Wenn eine Frau in der Männerdomäne Motorsport überrascht - sprich Erfolge einfährt - dann wird die komplette Szene auf sie aufmerksam. Mikaela Ahlin-Kottulinsky ist so ein Beispiel. 2014 startete die Schwedin im Volkswagen Scirocco R-Cup, gewann das Rennen auf dem Norisring und sorgte damit für den ersten und auch letzten Sieg einer Rennfahrerin in dem Markenpokal, der im gleichen Jahr nach fünf Saisons eingestellt wurde. In der Nachfolgerserie, dem Audi Sport TT Cup, nahm Ahlin-Kottulinsky 2015 ebenfalls teil - und überzeugte abermals. Zwar gelang der Enkelin von Rallye-Dakar-Sieger Freddy Kottulinsky kein Sieg, aber mit einem Podestplatz und zwei schnellsten Rennrunden empfahl sie sich für höhere Aufgaben.
Eine solche nimmt sie nun 2016 in Angriff. Das Team Aust Motorsport debütiert in dieser Saison im ADAC GT Masters und verpflichtete Ahlin-Kottulinsky als Pilotin. Sie teilt sich einen von zwei neuen Audi R8 LMS mit dem erfahrenen Italiener Marco Bonanomi. "Ich hatte schon 2014 Kontakt zu Aust Motorsport", berichtet Ahlin-Kottulinsky über das Zustandekommen der Zusammenarbeit. "Das Team hatte mir angeboten, 2015 im Porsche Carrera Cup Deutschland zu fahren. Aber ich habe gesagt, dass ich unbedingt Audi fahren möchte. So bin ich erst einmal in den Audi Sport TT Cup gewechselt und parallel entstand die Idee, dass ich ab 2016 im ADAC GT Masters für Aust in einem R8 LMS fahren könnte. Ende des Jahres war es dann fix."
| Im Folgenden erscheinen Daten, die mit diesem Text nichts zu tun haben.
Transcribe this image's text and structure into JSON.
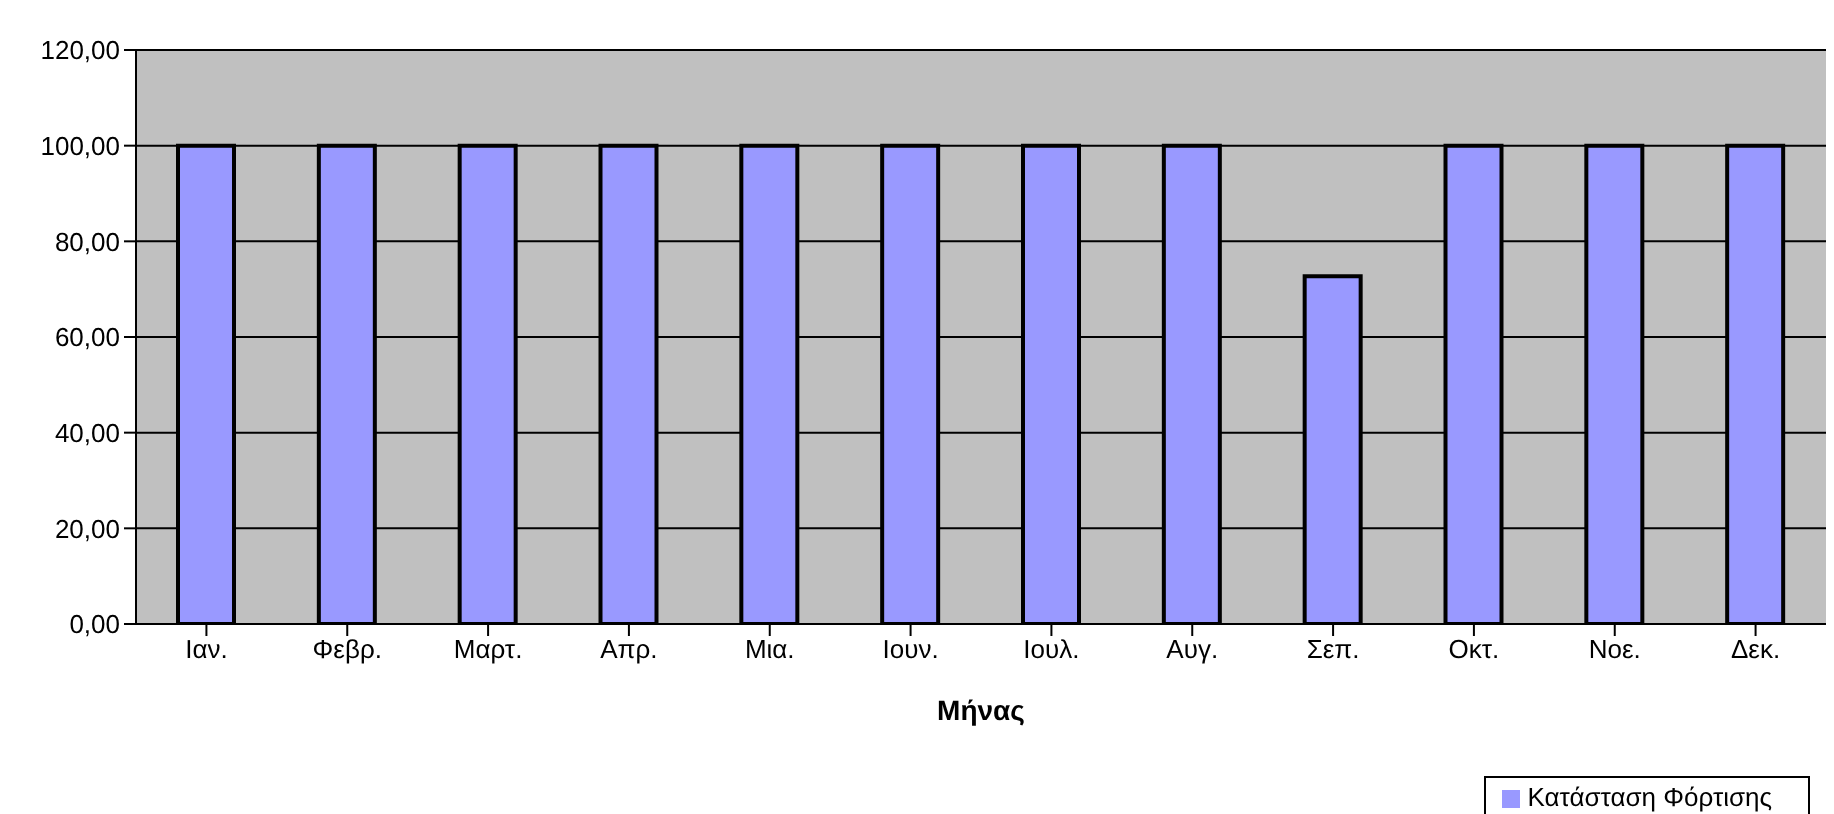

Neben Rahel Frey ist Ahlin-Kottulinsky die einzige Frau im mehr als 60 Teilnehmer umfassenden Starterfeld in der "Liga der Supersportwagen". Allein unter Männern - wie fühlt sich das an? "Ich bin daran gewöhnt. Auch im Volkswagen Scirocco R-Cup und im Audi Sport TT Cup waren die Männer immer in der Überzahl. Mit Rahel (Frey) pflege ich guten Kontakt. Als ich bei der Audi driving experience zum ersten Mal den Audi R8 LMS gefahren bin, hat sie mir geholfen."
Nach vier von 14 Rennen in der laufenden ADAC GT Masters-Saison warten Ahlin-Kottulinsky/Bonanomi noch auf die ersten Punkte. Als bestes Resultat schlägt bisher ein 17. Platz aus dem zweiten Rennen in Oschersleben zu Buche. Kein Grund für Ahlin-Kottulinsky, nervös zu werden: "Ich bin in den Markenpokalen jahrelang frontgetriebene Fahrzeuge gefahren, der Audi hat nun Heckantrieb. Das ist nur einer von vielen großen Unterschieden. Ich lerne in jeder Session dazu. Stress mache ich mir überhaupt nicht, da das Projekt auf drei Jahre angelegt ist. 2016 ist die Saison, in der ich lernen werde - mit dem Team, über das Auto, über die Serie. Ich bin überzeugt davon, dass wir bald Zählbares einfahren werden."